Kulağında çalar eski şarkılar,
Devirler değişir, hikâye başlar,
Tûl-hayâl içinde zaman yavaşlar,
Kalbindeki sırrı gizleyemezsin!

Kadehlerle içsen tek uzvun sızmaz,
O mahşer gecene düşlerin sığmaz,
Kulağına gelen kadim incesaz,
Seni sende çözer, hissedemezsin!

Gözünden süzülür en kanlı sırlar,
Yaşadığın ana sığar asırlar;
Yağmurlara bıraktığın kahırlar,
Bir gece kabrine yağar mı dersin? “

 

“tül-hayâl” adlı şiirin son dörtlüğünde, nerdeyse bütün hayatını özetleyen ve öldükten sonra bile “yağmurlara bıraktığı kahırların” peşini bırakmayacağını düşünüp, “kabrine yağıp yağmayacağı” konusunu sorgulayan şair; yıllarca önce; 12 aralık 2002’de, sisli puslu bir Ankara havasında, aklında üstesinden gelemeyeceğine inandığı çelişkiler olduğu halde, geçirdiği bir tren kazasıyla, hayat kavgası hazin bir şekilde sona erdi…
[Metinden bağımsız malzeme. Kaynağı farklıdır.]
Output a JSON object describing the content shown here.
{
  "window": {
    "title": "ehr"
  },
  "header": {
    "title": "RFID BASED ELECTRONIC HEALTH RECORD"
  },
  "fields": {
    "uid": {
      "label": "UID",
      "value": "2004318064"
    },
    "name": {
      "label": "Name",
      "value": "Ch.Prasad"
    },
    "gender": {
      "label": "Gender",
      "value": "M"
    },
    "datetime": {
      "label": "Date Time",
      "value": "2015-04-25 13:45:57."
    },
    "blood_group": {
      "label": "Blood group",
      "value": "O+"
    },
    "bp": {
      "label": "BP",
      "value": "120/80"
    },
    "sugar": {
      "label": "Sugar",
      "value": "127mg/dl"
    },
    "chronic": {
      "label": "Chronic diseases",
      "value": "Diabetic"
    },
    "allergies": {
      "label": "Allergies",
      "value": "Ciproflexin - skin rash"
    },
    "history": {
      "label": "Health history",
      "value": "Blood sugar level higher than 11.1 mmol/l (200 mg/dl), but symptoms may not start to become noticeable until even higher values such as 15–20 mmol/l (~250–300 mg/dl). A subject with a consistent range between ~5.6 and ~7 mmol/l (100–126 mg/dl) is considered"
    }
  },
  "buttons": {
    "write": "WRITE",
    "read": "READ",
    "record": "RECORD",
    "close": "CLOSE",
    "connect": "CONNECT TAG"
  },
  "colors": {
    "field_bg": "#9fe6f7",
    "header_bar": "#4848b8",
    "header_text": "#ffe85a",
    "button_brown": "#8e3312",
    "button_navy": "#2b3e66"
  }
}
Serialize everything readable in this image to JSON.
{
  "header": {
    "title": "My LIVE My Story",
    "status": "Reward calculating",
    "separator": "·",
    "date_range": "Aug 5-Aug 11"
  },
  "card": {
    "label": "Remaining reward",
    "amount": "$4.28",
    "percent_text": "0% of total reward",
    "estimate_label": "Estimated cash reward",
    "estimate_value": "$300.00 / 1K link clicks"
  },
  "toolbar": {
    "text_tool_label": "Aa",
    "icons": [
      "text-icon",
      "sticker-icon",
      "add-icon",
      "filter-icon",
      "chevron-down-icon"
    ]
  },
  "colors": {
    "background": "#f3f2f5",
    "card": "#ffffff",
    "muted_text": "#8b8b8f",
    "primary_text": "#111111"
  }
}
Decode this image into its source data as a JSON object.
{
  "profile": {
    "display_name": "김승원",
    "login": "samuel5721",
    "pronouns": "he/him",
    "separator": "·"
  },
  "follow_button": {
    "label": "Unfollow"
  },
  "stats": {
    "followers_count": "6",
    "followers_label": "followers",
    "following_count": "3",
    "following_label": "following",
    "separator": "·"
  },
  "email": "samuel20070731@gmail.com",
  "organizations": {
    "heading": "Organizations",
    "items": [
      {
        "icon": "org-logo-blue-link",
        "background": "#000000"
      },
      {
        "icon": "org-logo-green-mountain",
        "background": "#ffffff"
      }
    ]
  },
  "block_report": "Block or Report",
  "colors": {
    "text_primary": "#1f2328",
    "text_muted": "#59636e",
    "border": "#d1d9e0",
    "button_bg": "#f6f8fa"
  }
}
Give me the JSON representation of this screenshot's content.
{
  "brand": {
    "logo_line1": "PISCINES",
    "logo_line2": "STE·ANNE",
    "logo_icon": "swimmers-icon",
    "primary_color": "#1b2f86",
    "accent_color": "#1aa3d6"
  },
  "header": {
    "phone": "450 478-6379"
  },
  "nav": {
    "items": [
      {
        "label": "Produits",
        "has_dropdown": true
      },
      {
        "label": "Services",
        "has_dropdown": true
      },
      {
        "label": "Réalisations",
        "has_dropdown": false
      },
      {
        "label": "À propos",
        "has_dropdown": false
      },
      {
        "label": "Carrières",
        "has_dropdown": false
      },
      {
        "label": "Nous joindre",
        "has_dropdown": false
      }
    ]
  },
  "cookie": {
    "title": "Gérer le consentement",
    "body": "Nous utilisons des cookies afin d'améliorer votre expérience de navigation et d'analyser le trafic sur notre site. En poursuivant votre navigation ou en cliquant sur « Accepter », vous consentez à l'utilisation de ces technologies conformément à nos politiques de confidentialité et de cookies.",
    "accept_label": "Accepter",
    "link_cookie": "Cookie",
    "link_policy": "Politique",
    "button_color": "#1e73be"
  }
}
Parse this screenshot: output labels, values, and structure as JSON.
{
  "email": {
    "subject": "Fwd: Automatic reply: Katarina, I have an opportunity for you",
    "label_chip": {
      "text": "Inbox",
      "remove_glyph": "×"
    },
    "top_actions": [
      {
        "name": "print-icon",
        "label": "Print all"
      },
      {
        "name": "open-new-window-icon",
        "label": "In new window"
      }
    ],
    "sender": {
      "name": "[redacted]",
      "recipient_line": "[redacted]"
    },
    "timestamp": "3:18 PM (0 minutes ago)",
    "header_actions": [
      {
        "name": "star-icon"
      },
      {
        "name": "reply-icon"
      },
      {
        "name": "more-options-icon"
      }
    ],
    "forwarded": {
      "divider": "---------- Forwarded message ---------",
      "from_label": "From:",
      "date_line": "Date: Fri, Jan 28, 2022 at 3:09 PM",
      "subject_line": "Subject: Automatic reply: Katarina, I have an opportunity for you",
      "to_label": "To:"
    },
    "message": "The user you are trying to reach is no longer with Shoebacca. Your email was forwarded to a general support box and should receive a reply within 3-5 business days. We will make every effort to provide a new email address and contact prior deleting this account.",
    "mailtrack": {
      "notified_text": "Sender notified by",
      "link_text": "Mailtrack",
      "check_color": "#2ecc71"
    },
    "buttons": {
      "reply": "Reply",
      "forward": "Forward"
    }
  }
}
Bir ses arayıcısı daha göçüp gitti böylece dünyadan. Uzuvlarının değil de, zihnindekilerin peşinden giden inişli çıkışlı bir ruh, aldığı emirle ansızın geldiği yere geri döndü. Duruşu sessizdi; ama kendisiyle kavgası derindi. Her mısra mahkumu gibi anlaşılmadığını düşünüyordu ve düşündüklerini dile getirdiği şiirleri, bir de yazıları yadigâr kaldı ondan geriye...

Gidişlerine ağıt yaktığı kişiler için yazdıklarının benzerini, onu tanıyanlar, bilenler yazdı arkasından ve kimi sisler puslar ardında kalmış hatıralar bir bir dile getirildi. Bu hatıra nöbetlerinde ilk zamanlar adı belki sıkça geçti; ama sonraları aynı şey oldu ve birkaç kitap meraklısıyla dostlarından başka kimse adını anmamaya başladı. Ve bundan sonra da yine belki, ölüm zamanlarında birkaç dostu, birkaç tanıyanı tarafından hatırlanıp, yazılara konu olacak.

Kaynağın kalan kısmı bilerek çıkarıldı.